The Institute and Faculty of Actuaries is the professional body of the UK actuarial profession. The aim of the IFoA is to support actuaries throughout their careers so they have the skills, attributes and knowledge appropriate for the evolving needs of the UK financial sector, primarily as risk professionals.
In addition, it has the twin roles of regulating and representing members to the outside world. It achieves this through:
- Education of new entrants who wish to become actuaries and the continuing professional development of existing actuaries.
- Cooperation with government, business, regulators and other professions.
- Innovation through research and debate, to expand the horizons of actuarial knowledge.
- Promotion of the work of actuaries in general (but not of individuals or firms).
- Regulation of members by enforcing adherence with the ethical standards and the technical standards produced by the Board for Actuarial Standards (BAS), an independent body under the Financial Reporting Council (FRC).
IFoA has a strong tradition of encouraging community and companionship among its members, locally and internationally. There is close cooperation between actuarial societies around the world through mutual recognition agreements with the organisation, enabling qualified actuaries to obtain full membership status in another country. IFoA is governed by a council elected by the membership helping to set its strategic direction.
Members are encouraged to sign up for practice areas and member interest groups, and to volunteer to help with other working parties or committees. It is through this work that they seek to influence government, regulators and thinking in the actuarial profession.
IFoA is the UK’s only chartered professional body dedicated to educating, developing and regulating actuaries based both in the UK and internationally.
IFoA represent and regulate over 28,000 members worldwide for the benefit of the outside world and oversee their education at all stages of qualification and development throughout their careers.
There are a number of different membership classes, as follows:
- Honorary Fellow.
In order to qualify as either an Associate or Fellow, students have to pass examinations, demonstrate satisfactory completion of certain modules and acquire a satisfactory level of work-related experience.
Chartered Enterprise Risk ActuaryQualification (CERA)
With the increasingly complex and changing business environment, organisations are seeking enterprise risk management professionals to join their teams. A new and exciting global risk management qualification, CERA, was launched to develop the skills of those professionals. In order to obtain the CERA qualification students need to pass a subset of the actuarial examinations including a specialist technical subject Enterprise Risk Management (ST9).
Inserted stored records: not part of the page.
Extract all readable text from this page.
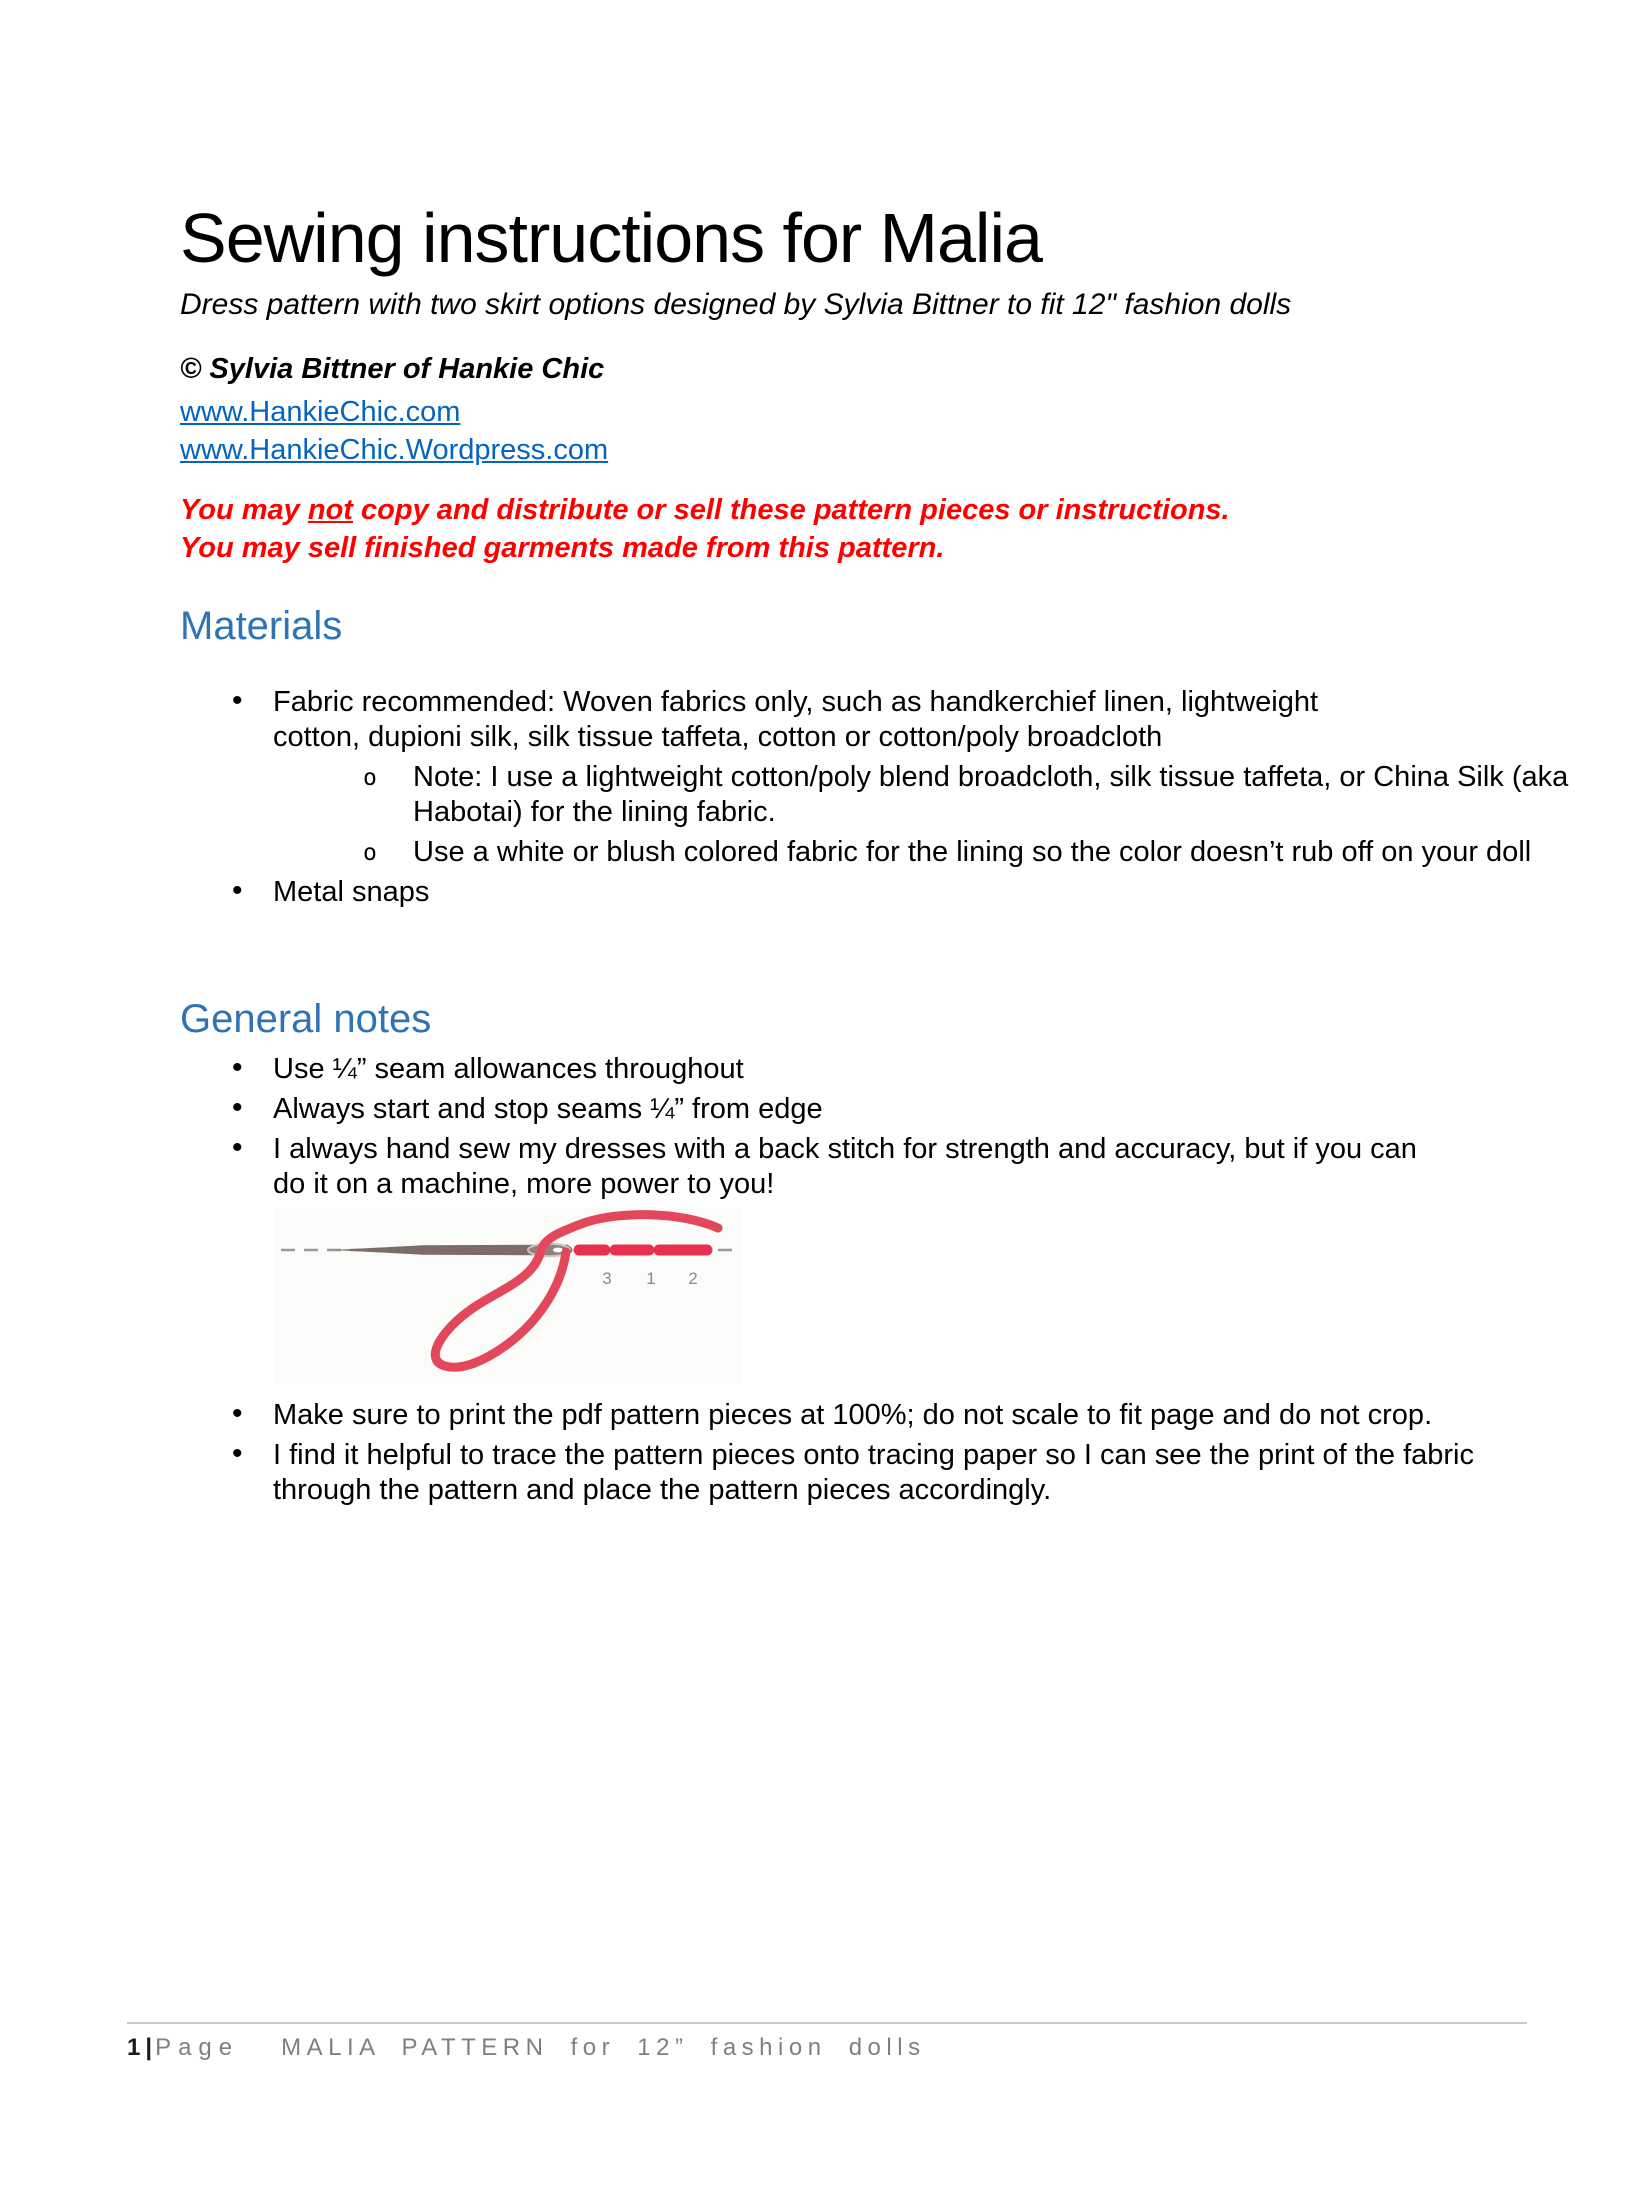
Sewing instructions for Malia
Dress pattern with two skirt options designed by Sylvia Bittner to fit 12" fashion dolls

© Sylvia Bittner of Hankie Chic

www.HankieChic.com
www.HankieChic.Wordpress.com
You may not copy and distribute or sell these pattern pieces or instructions.
You may sell finished garments made from this pattern.
Materials
• Fabric recommended: Woven fabrics only, such as handkerchief linen, lightweight cotton, dupioni silk, silk tissue taffeta, cotton or cotton/poly broadcloth
o Note: I use a lightweight cotton/poly blend broadcloth, silk tissue taffeta, or China Silk (aka Habotai) for the lining fabric.
o Use a white or blush colored fabric for the lining so the color doesn’t rub off on your doll
• Metal snaps
General notes
• Use ¼” seam allowances throughout
• Always start and stop seams ¼” from edge
• I always hand sew my dresses with a back stitch for strength and accuracy, but if you can do it on a machine, more power to you!
3 1 2
• Make sure to print the pdf pattern pieces at 100%; do not scale to fit page and do not crop.
• I find it helpful to trace the pattern pieces onto tracing paper so I can see the print of the fabric through the pattern and place the pattern pieces accordingly.
1 | Page MALIA PATTERN for 12” fashion dolls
Continuing Professional Development
All Fellows and Associates who are in work and are fully regulated by the IFoA are required to demonstrate that they have undertaken appropriate and sufficient Continuing Professional Development (CPD).
The CPD Scheme demonstrates commitment to the protection of the public interest through the provision of sound and appropriate actuarial advice delivered in a professional fashion. It is important for actuaries to be seen to clearly demonstrate that they have maintained their skills through relevant development. It is clear that the development of professionalism is every bit as important as technical skills.
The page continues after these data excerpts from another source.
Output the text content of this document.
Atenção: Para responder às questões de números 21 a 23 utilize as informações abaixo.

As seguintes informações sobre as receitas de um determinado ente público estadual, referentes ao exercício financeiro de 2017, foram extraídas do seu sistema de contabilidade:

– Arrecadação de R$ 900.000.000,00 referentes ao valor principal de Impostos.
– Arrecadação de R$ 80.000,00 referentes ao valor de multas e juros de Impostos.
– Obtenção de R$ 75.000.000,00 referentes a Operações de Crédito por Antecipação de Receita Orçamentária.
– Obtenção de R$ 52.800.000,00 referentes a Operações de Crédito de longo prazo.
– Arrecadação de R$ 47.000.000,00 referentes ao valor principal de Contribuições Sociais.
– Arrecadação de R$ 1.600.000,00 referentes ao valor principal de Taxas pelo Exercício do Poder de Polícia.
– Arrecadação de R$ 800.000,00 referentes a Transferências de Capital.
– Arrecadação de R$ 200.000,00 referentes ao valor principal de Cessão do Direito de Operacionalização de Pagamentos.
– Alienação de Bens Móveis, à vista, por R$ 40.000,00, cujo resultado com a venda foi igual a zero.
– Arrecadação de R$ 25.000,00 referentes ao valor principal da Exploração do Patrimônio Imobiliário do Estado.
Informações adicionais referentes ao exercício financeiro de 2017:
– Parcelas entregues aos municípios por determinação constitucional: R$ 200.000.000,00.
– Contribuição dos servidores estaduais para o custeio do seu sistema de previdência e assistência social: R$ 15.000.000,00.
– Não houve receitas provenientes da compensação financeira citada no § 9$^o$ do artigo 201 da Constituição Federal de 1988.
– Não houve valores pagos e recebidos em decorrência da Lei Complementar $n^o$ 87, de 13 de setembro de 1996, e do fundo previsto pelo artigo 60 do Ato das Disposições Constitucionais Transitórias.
Certified Actuarial Analyst
The Certified Actuarial Analyst is a qualification and membership category from the IFoA, providing an internationally recognised professional qualification, proven technical and professional skills and a gateway to a career in financial services. The qualification takes 2-3 years to complete and you can study and sit exams around the world while continuing to work full-time.
Prospective candidates for the qualification could include:
- Post-A level school leavers.
- Graduates working in financial services who wish to differentiate their skill set.
- Actuarial analysts who want an alternative to the Fellowship route.